NBC 6's Julia Bagg shows us the latest items aimed at helping those who have lost some or all of their sight be able to function on their own.

(Published Friday, Feb. 9, 2018)

What to Know

  • The high tech breakthrough is so small it fits on an eyeglass frame she wears.

  • The Orcam My Eye 2.0 instantly reads printed and digital text aloud from any surface - and that's not all.

  • Weighing less than an ounce, this wearable artificial vision communicates visual information through a tiny speaker pointed at the ear.

Virginia Jacko is a busy South Florida CEO challenged by daily tasks that come very simply to others. Jacko is completely blind, losing her eyesight to a degenerative disease 20 years ago. But now, she's trying on a new device nearly the size of her finger and it reads what she can't.

The high tech breakthrough is so small it fits on an eyeglass frame she wears. The Orcam My Eye 2.0 instantly reads printed and digital text aloud from any surface - and that's not all.

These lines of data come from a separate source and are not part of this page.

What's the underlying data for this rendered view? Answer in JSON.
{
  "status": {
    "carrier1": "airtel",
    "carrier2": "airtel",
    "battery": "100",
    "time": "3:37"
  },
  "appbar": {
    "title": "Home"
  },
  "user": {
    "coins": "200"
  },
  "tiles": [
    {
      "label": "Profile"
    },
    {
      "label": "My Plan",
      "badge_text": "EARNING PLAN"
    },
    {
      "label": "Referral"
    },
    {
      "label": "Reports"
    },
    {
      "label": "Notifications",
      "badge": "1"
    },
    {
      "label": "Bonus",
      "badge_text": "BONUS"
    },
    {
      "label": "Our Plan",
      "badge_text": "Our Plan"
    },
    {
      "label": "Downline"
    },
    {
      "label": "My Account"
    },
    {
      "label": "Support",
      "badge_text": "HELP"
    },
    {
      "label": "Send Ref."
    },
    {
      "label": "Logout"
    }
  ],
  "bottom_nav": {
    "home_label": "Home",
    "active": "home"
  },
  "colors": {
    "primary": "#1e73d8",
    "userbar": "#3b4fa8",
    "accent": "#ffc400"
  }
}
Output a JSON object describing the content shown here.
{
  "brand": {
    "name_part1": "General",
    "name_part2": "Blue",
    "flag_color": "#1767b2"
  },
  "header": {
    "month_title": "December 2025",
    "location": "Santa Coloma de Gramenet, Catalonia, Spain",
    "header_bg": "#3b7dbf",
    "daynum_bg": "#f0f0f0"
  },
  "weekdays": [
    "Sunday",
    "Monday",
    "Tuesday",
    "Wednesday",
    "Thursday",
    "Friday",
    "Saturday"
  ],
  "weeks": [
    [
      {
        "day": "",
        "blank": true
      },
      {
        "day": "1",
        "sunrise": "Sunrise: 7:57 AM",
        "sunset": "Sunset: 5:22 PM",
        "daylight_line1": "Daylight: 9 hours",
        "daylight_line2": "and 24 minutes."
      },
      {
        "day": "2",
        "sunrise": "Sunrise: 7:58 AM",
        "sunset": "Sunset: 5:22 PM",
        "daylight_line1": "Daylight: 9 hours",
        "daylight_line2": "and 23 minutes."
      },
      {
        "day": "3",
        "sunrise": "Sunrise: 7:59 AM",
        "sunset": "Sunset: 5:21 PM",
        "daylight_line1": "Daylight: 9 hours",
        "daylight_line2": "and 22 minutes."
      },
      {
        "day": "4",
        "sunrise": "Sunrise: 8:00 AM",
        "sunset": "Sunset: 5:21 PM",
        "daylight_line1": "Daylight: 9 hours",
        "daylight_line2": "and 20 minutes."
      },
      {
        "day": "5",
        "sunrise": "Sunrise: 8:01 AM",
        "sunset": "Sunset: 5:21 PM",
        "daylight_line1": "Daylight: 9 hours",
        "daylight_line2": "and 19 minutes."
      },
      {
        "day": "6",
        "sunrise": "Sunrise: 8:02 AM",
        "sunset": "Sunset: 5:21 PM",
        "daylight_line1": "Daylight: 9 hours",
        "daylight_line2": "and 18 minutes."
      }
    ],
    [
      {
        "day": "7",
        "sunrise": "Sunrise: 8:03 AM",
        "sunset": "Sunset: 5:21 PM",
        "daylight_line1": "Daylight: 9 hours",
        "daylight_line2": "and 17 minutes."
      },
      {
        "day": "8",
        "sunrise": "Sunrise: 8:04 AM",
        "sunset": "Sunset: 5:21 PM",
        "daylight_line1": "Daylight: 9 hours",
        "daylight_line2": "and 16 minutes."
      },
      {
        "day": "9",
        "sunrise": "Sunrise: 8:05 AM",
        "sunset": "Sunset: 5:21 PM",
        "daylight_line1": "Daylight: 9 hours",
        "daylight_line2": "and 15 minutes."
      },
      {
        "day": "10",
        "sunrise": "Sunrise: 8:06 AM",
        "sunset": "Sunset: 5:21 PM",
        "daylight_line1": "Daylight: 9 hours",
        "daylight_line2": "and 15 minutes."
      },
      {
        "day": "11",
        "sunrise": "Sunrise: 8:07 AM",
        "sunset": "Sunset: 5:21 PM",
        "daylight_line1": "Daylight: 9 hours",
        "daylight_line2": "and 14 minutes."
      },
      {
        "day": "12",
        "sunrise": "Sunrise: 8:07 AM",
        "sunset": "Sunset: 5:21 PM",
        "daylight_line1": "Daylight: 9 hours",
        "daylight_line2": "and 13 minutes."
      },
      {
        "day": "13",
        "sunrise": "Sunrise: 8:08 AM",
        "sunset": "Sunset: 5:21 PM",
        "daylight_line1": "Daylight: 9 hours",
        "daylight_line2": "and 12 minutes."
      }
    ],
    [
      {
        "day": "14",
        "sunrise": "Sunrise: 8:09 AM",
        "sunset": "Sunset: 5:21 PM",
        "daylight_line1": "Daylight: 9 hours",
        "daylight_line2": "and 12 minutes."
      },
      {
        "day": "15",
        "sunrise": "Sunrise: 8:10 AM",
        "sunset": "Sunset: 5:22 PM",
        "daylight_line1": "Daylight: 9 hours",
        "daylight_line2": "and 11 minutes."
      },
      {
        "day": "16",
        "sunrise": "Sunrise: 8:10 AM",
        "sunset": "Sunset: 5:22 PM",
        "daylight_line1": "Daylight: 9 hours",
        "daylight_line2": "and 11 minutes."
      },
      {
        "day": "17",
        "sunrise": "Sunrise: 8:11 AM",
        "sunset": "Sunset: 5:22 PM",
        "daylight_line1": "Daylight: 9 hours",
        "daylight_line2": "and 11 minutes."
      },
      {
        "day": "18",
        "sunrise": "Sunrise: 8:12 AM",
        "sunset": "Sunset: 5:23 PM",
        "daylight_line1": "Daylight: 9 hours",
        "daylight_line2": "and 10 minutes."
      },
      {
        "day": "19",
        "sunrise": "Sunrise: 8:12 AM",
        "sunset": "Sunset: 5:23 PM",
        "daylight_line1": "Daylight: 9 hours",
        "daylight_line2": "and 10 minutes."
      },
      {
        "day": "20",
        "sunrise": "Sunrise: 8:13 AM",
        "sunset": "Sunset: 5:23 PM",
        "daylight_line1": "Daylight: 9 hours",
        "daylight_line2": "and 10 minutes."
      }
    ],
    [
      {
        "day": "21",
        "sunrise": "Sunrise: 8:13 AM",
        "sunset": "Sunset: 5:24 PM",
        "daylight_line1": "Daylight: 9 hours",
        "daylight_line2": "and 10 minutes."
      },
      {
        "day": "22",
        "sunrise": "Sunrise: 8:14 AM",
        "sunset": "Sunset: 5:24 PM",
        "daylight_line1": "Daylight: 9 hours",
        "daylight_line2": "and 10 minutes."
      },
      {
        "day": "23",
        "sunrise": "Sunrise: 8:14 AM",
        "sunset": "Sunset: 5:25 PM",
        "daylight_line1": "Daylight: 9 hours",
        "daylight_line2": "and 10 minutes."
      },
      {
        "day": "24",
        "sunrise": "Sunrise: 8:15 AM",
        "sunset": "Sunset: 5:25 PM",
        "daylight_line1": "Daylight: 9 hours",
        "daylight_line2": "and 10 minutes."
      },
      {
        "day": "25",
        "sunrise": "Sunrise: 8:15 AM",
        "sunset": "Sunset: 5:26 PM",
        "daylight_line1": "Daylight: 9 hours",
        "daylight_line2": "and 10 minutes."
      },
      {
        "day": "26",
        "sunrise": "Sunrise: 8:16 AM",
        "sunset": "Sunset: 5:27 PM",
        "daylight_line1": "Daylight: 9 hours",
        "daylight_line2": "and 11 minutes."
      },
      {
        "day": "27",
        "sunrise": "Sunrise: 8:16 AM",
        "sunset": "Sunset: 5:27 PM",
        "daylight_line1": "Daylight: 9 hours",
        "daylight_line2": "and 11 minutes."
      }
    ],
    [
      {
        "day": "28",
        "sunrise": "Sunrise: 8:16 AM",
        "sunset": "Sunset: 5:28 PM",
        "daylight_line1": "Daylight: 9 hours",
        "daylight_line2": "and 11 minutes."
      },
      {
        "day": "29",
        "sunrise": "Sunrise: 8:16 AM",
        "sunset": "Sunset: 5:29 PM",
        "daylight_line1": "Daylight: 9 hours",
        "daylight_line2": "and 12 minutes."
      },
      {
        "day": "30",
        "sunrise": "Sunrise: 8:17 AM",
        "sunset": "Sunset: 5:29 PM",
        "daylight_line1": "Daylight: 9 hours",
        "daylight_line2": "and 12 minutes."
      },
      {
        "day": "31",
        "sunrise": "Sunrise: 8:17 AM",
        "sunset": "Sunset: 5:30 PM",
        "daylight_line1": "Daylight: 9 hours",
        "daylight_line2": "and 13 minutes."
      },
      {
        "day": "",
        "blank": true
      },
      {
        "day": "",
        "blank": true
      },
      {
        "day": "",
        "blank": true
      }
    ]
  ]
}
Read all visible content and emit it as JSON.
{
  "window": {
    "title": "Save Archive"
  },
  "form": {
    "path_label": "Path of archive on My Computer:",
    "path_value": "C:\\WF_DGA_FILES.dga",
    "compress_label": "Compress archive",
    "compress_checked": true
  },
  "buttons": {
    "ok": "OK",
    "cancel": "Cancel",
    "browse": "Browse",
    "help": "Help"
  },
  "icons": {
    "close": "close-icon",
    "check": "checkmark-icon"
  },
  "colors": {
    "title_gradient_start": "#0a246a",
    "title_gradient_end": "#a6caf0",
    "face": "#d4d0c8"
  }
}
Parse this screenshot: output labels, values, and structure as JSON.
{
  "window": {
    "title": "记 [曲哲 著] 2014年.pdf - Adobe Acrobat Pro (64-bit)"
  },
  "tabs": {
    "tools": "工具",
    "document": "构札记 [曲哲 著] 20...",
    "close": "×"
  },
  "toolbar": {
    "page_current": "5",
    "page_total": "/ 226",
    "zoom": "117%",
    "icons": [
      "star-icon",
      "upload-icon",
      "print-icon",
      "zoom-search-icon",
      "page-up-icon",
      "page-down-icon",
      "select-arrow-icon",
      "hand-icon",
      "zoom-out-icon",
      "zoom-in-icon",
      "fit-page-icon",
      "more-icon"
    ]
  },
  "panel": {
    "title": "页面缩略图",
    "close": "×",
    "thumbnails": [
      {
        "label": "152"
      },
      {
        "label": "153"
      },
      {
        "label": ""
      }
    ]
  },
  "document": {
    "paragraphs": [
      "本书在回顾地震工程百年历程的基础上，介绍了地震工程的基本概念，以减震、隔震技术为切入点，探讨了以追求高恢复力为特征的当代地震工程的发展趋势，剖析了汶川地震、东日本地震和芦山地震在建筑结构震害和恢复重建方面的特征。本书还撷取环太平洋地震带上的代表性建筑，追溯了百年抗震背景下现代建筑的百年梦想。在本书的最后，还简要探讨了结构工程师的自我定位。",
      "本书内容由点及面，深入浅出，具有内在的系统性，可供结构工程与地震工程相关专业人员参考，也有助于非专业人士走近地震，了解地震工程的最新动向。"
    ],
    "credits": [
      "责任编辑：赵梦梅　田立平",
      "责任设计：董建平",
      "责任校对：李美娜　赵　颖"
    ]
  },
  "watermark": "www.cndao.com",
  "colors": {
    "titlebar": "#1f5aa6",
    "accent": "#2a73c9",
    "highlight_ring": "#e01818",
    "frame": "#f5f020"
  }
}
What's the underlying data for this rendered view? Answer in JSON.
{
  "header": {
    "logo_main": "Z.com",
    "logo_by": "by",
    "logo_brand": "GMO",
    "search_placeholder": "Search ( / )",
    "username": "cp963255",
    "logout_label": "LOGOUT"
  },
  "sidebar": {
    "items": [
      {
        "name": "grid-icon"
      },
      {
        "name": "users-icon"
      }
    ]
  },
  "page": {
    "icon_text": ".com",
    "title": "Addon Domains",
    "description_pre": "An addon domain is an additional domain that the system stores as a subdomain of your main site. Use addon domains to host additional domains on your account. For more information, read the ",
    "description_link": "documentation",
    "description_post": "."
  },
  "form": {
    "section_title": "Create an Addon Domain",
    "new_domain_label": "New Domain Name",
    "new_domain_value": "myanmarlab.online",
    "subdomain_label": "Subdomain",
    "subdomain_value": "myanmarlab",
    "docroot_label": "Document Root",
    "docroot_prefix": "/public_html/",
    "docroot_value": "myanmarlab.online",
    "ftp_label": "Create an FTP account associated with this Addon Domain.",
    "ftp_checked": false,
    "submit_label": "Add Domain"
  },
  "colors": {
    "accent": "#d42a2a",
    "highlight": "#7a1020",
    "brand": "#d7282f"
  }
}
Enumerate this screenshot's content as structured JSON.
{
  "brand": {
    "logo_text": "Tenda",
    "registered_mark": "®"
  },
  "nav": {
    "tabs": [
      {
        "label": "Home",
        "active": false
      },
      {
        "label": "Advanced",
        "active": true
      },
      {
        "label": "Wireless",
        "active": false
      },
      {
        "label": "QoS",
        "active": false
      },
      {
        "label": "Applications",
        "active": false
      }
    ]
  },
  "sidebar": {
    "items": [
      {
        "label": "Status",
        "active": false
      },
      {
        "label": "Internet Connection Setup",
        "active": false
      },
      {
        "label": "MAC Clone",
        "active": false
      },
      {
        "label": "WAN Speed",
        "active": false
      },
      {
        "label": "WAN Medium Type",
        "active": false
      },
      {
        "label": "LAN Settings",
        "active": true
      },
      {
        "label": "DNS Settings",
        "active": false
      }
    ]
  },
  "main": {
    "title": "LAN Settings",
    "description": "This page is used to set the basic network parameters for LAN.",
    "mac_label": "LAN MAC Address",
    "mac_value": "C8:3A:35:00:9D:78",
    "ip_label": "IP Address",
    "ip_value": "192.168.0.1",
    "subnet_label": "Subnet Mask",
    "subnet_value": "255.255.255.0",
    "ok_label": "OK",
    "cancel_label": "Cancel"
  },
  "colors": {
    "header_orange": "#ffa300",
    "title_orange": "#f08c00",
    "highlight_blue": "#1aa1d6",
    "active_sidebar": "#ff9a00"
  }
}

"Not being able to read is horrible,” Jacko said. "To be able to have facial recognition and train it for the people who come in my office, or that I meet at an event, or to be able to read text, it's like a miracle."

The Orcam can identify men and women, even familiar faces.

"At least it'll tell you, there's a man in the room, there's a woman in the room,” said John Garcia from Miami’s Lighthouse for the Blind. “It's programmed to tell you who that person is as well."

Weighing less than an ounce, this wearable artificial vision communicates visual information through a tiny speaker pointed at the ear.

"Having something in your pocket which is like your minicomputer, that’s all you need,” said Jacko.